Investors can also consider traditional – and usually free – hedging strategies like using stop loss orders and/or trailing stop orders. The latter can be set up and allowed to run automatically; they do not limit upside but protect an investment from a loss of more than a given dollar amount or percentage, which the investor chooses.
A Historical Look at Stock Price History of Turtle Beach
Turtle Beach Stock 2022
As noted above, Turtle Beach’s stock fell consistently over the course of 2022, as the previous year’s fillip in Covid-related stay-at-home gaming and entertainment demand was satisfied. Unlike FAANG tech shares that remained in the black for much of 2022, Turtle Beach is neither a subscription-based model (like NetFlix) nor an advertising model (like social media companies) so once demand for its products was satisfied, sales fell.
Earnings turned negative in the first quarter. They went from minus 40 cents a share in the first quarter to minus $1.40 in the fourth.
The shares lost over two-thirds of their value, ending the year at $7.84.
Turtle Beach Stock 2021
Turtle Beach’s stock in 2021 benefitted from the Covid stay-at-home rules which encouraged gaming and home entertainment purchases. Unlike Koss, it was never a meme stock and did not get the Robinhood boost. Nonetheless, its stock rose from $20.8 at the beginning of the year to hit a high of $38.7 in June, before the increase in demand for its products was sated and its shares returned to close the year at about $22.

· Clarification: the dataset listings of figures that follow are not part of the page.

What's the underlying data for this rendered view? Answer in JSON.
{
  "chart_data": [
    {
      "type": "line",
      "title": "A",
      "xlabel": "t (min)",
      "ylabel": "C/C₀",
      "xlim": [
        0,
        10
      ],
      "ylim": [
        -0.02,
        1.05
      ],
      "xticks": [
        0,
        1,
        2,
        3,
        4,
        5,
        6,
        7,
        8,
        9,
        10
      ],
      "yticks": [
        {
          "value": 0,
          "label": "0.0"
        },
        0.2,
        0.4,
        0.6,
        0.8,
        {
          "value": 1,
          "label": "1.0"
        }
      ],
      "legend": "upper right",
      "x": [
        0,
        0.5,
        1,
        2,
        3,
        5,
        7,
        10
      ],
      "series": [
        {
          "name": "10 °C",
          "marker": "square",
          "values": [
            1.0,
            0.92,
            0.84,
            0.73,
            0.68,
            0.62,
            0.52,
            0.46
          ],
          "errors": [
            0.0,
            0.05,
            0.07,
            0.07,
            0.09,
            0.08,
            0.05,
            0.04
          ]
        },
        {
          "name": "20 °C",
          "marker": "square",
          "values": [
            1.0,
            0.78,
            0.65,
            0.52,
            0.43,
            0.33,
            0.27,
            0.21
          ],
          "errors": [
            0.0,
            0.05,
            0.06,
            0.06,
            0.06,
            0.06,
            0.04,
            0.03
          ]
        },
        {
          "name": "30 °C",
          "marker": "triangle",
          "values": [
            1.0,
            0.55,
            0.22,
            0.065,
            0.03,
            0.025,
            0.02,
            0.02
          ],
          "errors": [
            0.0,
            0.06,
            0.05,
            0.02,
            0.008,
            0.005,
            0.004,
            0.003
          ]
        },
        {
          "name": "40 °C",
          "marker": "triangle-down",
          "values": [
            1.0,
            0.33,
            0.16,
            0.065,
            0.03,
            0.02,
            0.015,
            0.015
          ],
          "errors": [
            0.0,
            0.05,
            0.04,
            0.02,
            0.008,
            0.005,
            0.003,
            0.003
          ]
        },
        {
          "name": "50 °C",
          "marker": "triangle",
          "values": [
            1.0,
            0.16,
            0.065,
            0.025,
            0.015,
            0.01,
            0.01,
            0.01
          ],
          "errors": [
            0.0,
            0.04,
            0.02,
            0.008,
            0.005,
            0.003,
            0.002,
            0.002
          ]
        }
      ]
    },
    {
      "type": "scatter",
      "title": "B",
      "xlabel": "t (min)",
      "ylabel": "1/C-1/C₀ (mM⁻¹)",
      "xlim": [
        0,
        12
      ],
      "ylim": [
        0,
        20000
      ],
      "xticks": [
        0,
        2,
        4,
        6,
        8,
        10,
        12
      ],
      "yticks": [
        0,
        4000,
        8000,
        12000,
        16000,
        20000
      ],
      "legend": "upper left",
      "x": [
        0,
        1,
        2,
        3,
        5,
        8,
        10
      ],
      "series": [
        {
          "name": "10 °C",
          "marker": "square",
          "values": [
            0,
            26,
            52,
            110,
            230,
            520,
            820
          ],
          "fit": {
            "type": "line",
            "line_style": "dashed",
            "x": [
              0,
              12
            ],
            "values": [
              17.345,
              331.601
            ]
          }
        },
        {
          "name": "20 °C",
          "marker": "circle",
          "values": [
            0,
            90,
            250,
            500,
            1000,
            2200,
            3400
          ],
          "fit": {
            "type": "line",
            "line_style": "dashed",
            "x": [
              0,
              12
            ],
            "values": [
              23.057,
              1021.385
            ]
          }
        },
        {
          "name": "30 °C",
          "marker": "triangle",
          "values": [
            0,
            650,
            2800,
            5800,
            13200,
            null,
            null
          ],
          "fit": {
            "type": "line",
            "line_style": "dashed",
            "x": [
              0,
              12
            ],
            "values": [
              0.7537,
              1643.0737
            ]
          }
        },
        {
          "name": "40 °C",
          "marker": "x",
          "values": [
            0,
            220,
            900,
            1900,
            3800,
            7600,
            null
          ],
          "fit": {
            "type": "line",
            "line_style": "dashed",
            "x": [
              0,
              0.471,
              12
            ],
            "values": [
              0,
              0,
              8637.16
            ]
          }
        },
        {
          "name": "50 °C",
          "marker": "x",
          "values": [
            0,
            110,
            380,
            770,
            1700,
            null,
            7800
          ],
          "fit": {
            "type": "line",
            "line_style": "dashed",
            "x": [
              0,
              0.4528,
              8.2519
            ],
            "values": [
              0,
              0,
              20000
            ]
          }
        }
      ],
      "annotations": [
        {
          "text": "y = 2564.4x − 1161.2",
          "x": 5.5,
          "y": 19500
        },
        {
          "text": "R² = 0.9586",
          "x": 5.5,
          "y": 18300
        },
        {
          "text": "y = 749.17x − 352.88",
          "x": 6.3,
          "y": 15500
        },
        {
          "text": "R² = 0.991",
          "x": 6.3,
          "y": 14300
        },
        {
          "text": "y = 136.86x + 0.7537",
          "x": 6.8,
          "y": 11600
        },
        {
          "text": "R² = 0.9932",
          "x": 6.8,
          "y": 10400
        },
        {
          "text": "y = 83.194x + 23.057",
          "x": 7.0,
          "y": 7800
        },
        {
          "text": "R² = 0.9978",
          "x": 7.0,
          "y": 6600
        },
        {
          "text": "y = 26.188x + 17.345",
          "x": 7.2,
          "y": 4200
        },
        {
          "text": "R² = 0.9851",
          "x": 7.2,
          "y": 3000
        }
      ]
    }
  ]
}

The median 2023 price target for Turtle Beach’s shares among the eight houses that follow it is $20. That is based on the performance of its competitors, which, unlike Turtle Beach, have positive earnings (except for one), and on technical factors. Since Turtle Beach’s shares are currently trading around $11.25, approaching that target would mean a return of over 75%. Even investors who hedged half of their holdings with puts could (depending on the size of their position) come away with a 25-50% net return.
Whether that is the beginning of a trend, a flash in the pan, or simply wishful thinking on the part of perennially over-optimistic equity analysts has yet to be seen. Investors should consider the larger-than-peer-group short interest in Turtle Beach, and whether its new committee to “maximize shareholder value” could do that, perhaps by selling the company at a premium to a Meta or Microsoft, or whether it is just standard corporate window dressing, rolled out to keep activist investors quiet. In any case, potential investors should look carefully at the company’s financials, and listen to its earnings calls to understand its potential before placing their trades.
Will Turtle Beach’s Stock Continue its Rebound?
The median 2023 stock price forecast of the equity analysts that follow HEAR is $20. If they are right, that would be a significant rebound from its current level of $11.25, and could mean a large return for investors, even those that pay to hedge their positions with put options.
What are Turtle Beach’s Biggest Challenges?
The company is up against well-capitalized competitors in an industry that is changing quickly. Its management has proven itself inefficient in the exploitation of the company’s resources, as reflected in its negative 33.7% return on assets ratio.
What is the Next Big Event to Watch Out For?
The company’s August 8 earnings announcement will show whether analysts are right to expect a continuing rebound of the company’s stock. The company beat estimates in the first quarter, but earnings were still negative (minus 27 cents per share). If it continues to show improvement in earnings, gross margin (which has been shrinking for several years), and strategic direction, those factors should support the thesis that the company’s stock price will rise.